Il faut dire que trois semaines avant la sortie du président de la République, l’antagonisme a failli virer à la confrontation directe. Le 10 juin, le Cirkin, un navire marchand battant pavillon tanzanien, est repéré au sud-ouest de la Crète. Escorté par trois frégates de la marine turque utilisant des indicatifs de l’Otan, l’embarcation, partie du port stambouliote de Haydarpasa, masque son immatriculation. Le Cirkin est soupçonné de transporter des armes, en violation de l’embargo de l’ONU contre la Libye en guerre, même si, à en croire Ankara, le navire ne ferait qu’y acheminer du matériel médical. La frégate française Courbet, qui participe à la mission de surveillance de l’Otan « Sea Guardian », veut aborder le Cirkin pour le contrôler. C’est alors que l’un des bâtiments turcs s’interpose et « illumine le Courbet à trois reprises avec son radar de conduite de tir », explique le ministère des Armées. Soit l’ultime étape avant de faire feu. « C’est un acte extrêmement agressif qui ne peut pas être celui d’un allié vis-à-vis d’un navire de l’Otan », dénonce-t-on au ministère. Débarrassé du Courbet, le cargo tanzanien a tout loisir de reprendre sa route jusqu’au port de Misrata, fief de puissantes milices libyennes favorables au gouvernement d’union nationale (GNA) de Tripoli, soutenu par Ankara. Il y décharge sa cargaison suspecte dès le lendemain. 

 

« Approche dévastatrice ». La partie turque n’est pas en reste dans les déclarations incendiaires. « La France que Macron dirige, ou plutôt n’arrive pas à diriger, se trouve [en Libye] uniquement pour ses propres intérêts et objectifs en partant d’une approche dévastatrice », fulmine, le 30 juin, le chef de la diplomatie turque, Mevlut Cavusoglu. L’Otan perçoit la Russie comme une menace.

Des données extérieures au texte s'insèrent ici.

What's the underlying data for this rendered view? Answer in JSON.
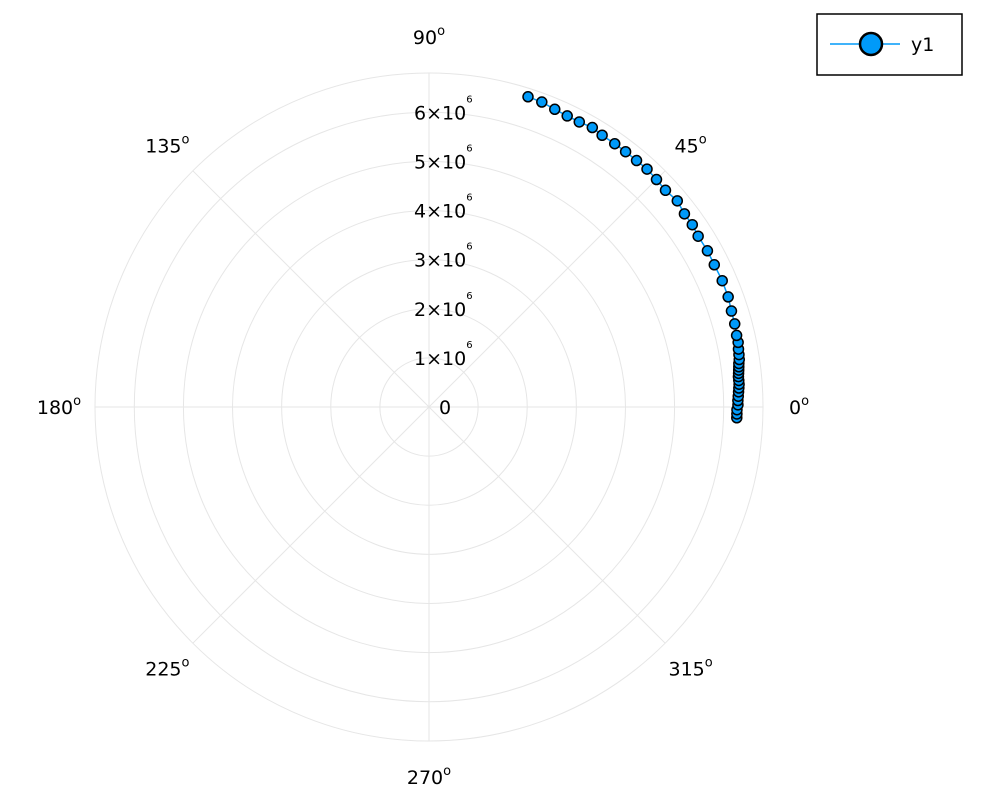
{
  "chart_data": {
    "type": "scatter",
    "projection": "polar",
    "grid": true,
    "legend_position": "top-right",
    "angle_unit": "degrees",
    "angle_ticks": [
      {
        "value": 0,
        "label": "0",
        "sup": "o"
      },
      {
        "value": 45,
        "label": "45",
        "sup": "o"
      },
      {
        "value": 90,
        "label": "90",
        "sup": "o"
      },
      {
        "value": 135,
        "label": "135",
        "sup": "o"
      },
      {
        "value": 180,
        "label": "180",
        "sup": "o"
      },
      {
        "value": 225,
        "label": "225",
        "sup": "o"
      },
      {
        "value": 270,
        "label": "270",
        "sup": "o"
      },
      {
        "value": 315,
        "label": "315",
        "sup": "o"
      }
    ],
    "radial_ticks": [
      {
        "value": 0,
        "label": "0",
        "sup": ""
      },
      {
        "value": 1000000,
        "label": "1×10",
        "sup": "6"
      },
      {
        "value": 2000000,
        "label": "2×10",
        "sup": "6"
      },
      {
        "value": 3000000,
        "label": "3×10",
        "sup": "6"
      },
      {
        "value": 4000000,
        "label": "4×10",
        "sup": "6"
      },
      {
        "value": 5000000,
        "label": "5×10",
        "sup": "6"
      },
      {
        "value": 6000000,
        "label": "6×10",
        "sup": "6"
      }
    ],
    "r_max": 6800000,
    "series": [
      {
        "name": "y1",
        "color": "#009af9",
        "marker": "circle",
        "marker_stroke": "#000000",
        "line": true,
        "theta": [
          -2.0,
          -1.3,
          -0.5,
          0.4,
          1.2,
          2.0,
          2.8,
          3.5,
          4.2,
          4.9,
          5.6,
          6.2,
          6.8,
          7.4,
          8.0,
          8.7,
          9.6,
          10.6,
          11.8,
          13.1,
          15.2,
          17.6,
          20.2,
          23.3,
          26.5,
          29.3,
          32.4,
          34.7,
          37.1,
          39.7,
          42.5,
          45.0,
          47.5,
          49.9,
          52.4,
          54.8,
          57.5,
          59.7,
          62.2,
          64.6,
          67.1,
          69.7,
          72.3
        ],
        "r": [
          6270000,
          6270000,
          6270000,
          6290000,
          6290000,
          6300000,
          6310000,
          6320000,
          6330000,
          6330000,
          6330000,
          6340000,
          6350000,
          6360000,
          6370000,
          6390000,
          6400000,
          6410000,
          6430000,
          6430000,
          6450000,
          6460000,
          6490000,
          6500000,
          6490000,
          6500000,
          6490000,
          6520000,
          6520000,
          6570000,
          6530000,
          6550000,
          6570000,
          6560000,
          6560000,
          6560000,
          6560000,
          6590000,
          6560000,
          6560000,
          6580000,
          6620000,
          6630000
        ]
      }
    ]
  }
}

Mais la France cherche à renforcer la main de la Russie en Libye. » Le ton, en réalité, ne cesse de monter depuis qu’Ankara a décidé, à la fin 2019, d’intervenir militairement pour sauver le gouvernement de Tripoli et empêcher les forces rebelles du maréchal Khalifa Haftar de conquérir la capitale. Du point de vue turc, cette opération est, pour le moment, un succès. « Il y a aujourd’hui en Libye des violations de tous les côtés, tranche Selim Kuneralp, ancien diplomate turc de carrière. Il est regrettable que la France et la Turquie, qui ont des liens depuis presque 500 ans et possèdent beaucoup d’intérêts économiques, se lancent ainsi dans des déclarations fracassantes qui n’ont jamais servi à rien. »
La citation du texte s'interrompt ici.